I believe in God's kingdom. I acknowledge God's kingdom over earth. I give my allegiance to him and not to the flag. I am grateful to be in the United States, grateful to be able to live in the U.S. and have the opportunity to have my beliefs and go door to door to share them. But the national anthem is a ritual. You have to think about what's being said – rockets' red glare, bombs bursting in air? We do not believe in nor do we salute war.
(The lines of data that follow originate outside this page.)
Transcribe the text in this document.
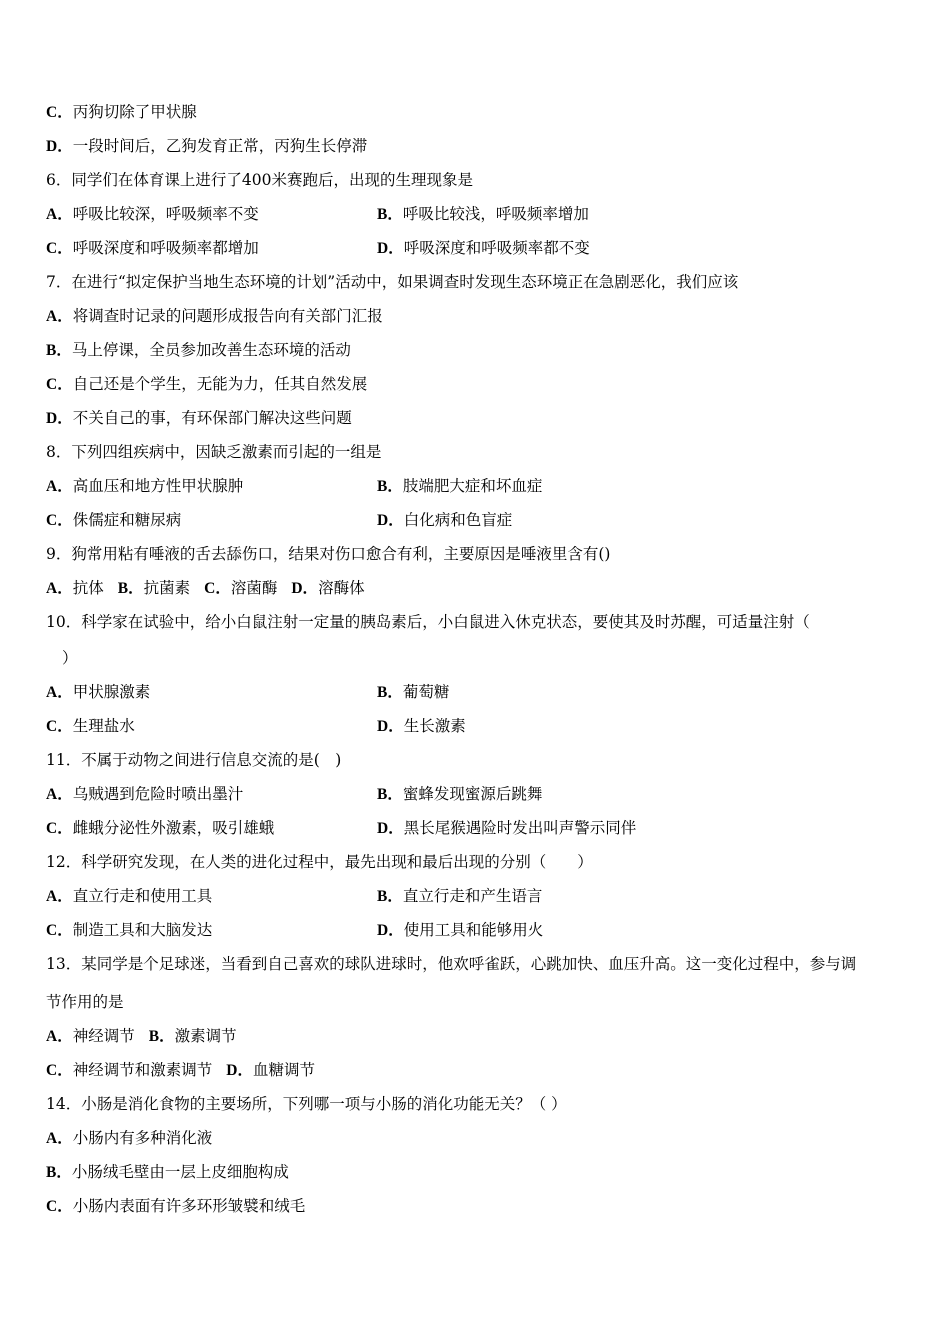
C．丙狗切除了甲状腺
D．一段时间后，乙狗发育正常，丙狗生长停滞
6．同学们在体育课上进行了400米赛跑后，出现的生理现象是
A．呼吸比较深，呼吸频率不变	B．呼吸比较浅，呼吸频率增加
C．呼吸深度和呼吸频率都增加	D．呼吸深度和呼吸频率都不变
7．在进行“拟定保护当地生态环境的计划”活动中，如果调查时发现生态环境正在急剧恶化，我们应该
A．将调查时记录的问题形成报告向有关部门汇报
B．马上停课，全员参加改善生态环境的活动
C．自己还是个学生，无能为力，任其自然发展
D．不关自己的事，有环保部门解决这些问题
8．下列四组疾病中，因缺乏激素而引起的一组是
A．高血压和地方性甲状腺肿	B．肢端肥大症和坏血症
C．侏儒症和糖尿病	D．白化病和色盲症
9．狗常用粘有唾液的舌去舔伤口，结果对伤口愈合有利，主要原因是唾液里含有()
A．抗体 B．抗菌素 C．溶菌酶 D．溶酶体
10．科学家在试验中，给小白鼠注射一定量的胰岛素后，小白鼠进入休克状态，要使其及时苏醒，可适量注射（
）
A．甲状腺激素	B．葡萄糖
C．生理盐水	D．生长激素
11．不属于动物之间进行信息交流的是(　)
A．乌贼遇到危险时喷出墨汁	B．蜜蜂发现蜜源后跳舞
C．雌蛾分泌性外激素，吸引雄蛾	D．黑长尾猴遇险时发出叫声警示同伴
12．科学研究发现，在人类的进化过程中，最先出现和最后出现的分别（　　）
A．直立行走和使用工具	B．直立行走和产生语言
C．制造工具和大脑发达	D．使用工具和能够用火
13．某同学是个足球迷，当看到自己喜欢的球队进球时，他欢呼雀跃，心跳加快、血压升高。这一变化过程中，参与调
节作用的是
A．神经调节 B．激素调节
C．神经调节和激素调节 D．血糖调节
14．小肠是消化食物的主要场所，下列哪一项与小肠的消化功能无关？（ ）
A．小肠内有多种消化液
B．小肠绒毛壁由一层上皮细胞构成
C．小肠内表面有许多环形皱襞和绒毛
In 1993, Lemon established the Chet Lemon Baseball School in Lake Mary, Florida. He coached two successful AAU teams, Chet Lemon's Juice (18 and under) and Chet Lemon's Juice II (14 and under) in Eustis, Florida. Several players who played on those teams eventually became MLB players, most notably with Zack Greinke and Prince Fielder. He was also the head coach for Eustis High School, where he led the Panthers to the 2003 state championship.

In August 2024, ahead of the Detroit Tigers 40th Anniversary World Series Championship reunion in Detroit, Lemon's family revealed that polycythemia vera, a rare blood disorder, had led to a series of strokes, which left him unable to speak or walk.

Lemon died at his home in Apopka, Florida, on May 8, 2025, at the age of 70.